Last Updated on June 19, 2019, by eNotes Editorial. Word Count: 463
The themes of The Holocaust in American Life center on questions of how, why, and when the Holocaust narrative became so conspicuous in American life fifty years after the event. Most modern historical events receive attention during and immediately after the event, whereas with the Holocaust, this pattern is reversed. The author of this book, an American Jew, questions whether this development is as desirable as most people think it is. Because of the lack of any substantial American connection to the Holocaust (apart from America defeating its perpetrators), the author asks, in addition to "why now?," the question of "why here?"

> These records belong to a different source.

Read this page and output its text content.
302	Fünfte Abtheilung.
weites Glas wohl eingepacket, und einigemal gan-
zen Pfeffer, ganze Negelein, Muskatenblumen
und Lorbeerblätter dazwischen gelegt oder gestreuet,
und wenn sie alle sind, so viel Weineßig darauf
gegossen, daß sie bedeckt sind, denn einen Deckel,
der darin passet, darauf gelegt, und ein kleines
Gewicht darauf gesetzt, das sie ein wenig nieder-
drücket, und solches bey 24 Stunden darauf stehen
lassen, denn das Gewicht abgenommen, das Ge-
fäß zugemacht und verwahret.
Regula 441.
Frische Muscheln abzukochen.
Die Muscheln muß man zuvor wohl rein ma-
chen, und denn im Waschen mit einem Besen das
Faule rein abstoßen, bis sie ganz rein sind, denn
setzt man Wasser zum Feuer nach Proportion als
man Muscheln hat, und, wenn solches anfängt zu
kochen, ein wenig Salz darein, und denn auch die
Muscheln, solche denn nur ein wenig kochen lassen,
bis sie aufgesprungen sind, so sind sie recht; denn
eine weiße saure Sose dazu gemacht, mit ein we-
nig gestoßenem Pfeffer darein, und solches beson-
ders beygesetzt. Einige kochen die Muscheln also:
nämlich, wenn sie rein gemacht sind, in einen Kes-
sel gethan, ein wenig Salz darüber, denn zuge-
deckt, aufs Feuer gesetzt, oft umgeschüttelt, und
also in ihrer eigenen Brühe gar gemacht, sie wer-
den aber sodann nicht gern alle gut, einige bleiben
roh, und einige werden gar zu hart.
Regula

The author suggests that present concerns determine which events of the past we remember and how we remember them. He argues that remembrance of events in Jewish history is contingent on present needs. He suggests that the context for this dramatic change in Jewish public self-identification was the decline of the integrationist ethos (i.e., a focus on what unites us as Americans) and the rise of a separatist ethos, emphasizing what divides us. As American Jews are decreasingly distinctive in their religion and culture, the Holocaust narrative filled the void by providing a common denominator for American Jewish identity, which was then packaged, marketed, and enforced by legislatively mandated education on the rest of the population, the author argues. In the face of declining religiosity and rising assimilation, the Holocaust narrative became a manifestation of "Jewishness out of spite." The author questions whether the subtext of this narrative is useful or appropriate in an America where Jews have faced no measurable persecution but instead have become a highly influential and even dominant minority.
Another cultural theme that has reinforced and buttressed the centrality of the Holocaust, according to the author, is a broader trend in American society's treatment of victimhood, taking it from a status universally shunned and rejected to one eagerly embraced and competed for, in what the author has characterized as a sordid "victimhood Olympics." In this strange new cultural environment, the Holocaust narrative became a well-funded Jewish effort to take the gold, silver, and bronze medals in the victimhood sweepstakes and win the right of moral self-aggrandizement that comes with it. This arguably dubious trend reinforces the valorization of separate group identity at the expense of shared American identity, accelerating the already dangerous levels of division and balkanization in the country. The author rejects the angry claims of the alleged "uniqueness" of Jewish suffering as not just disingenuous and inaccurate but as morally repugnant. The author also bemoans the use of the Holocaust as a weapon against any criticism of the state of Israel, although he denies that it has much impact on American foreign policy toward that country, which he characterizes as typically guided by realpolitik.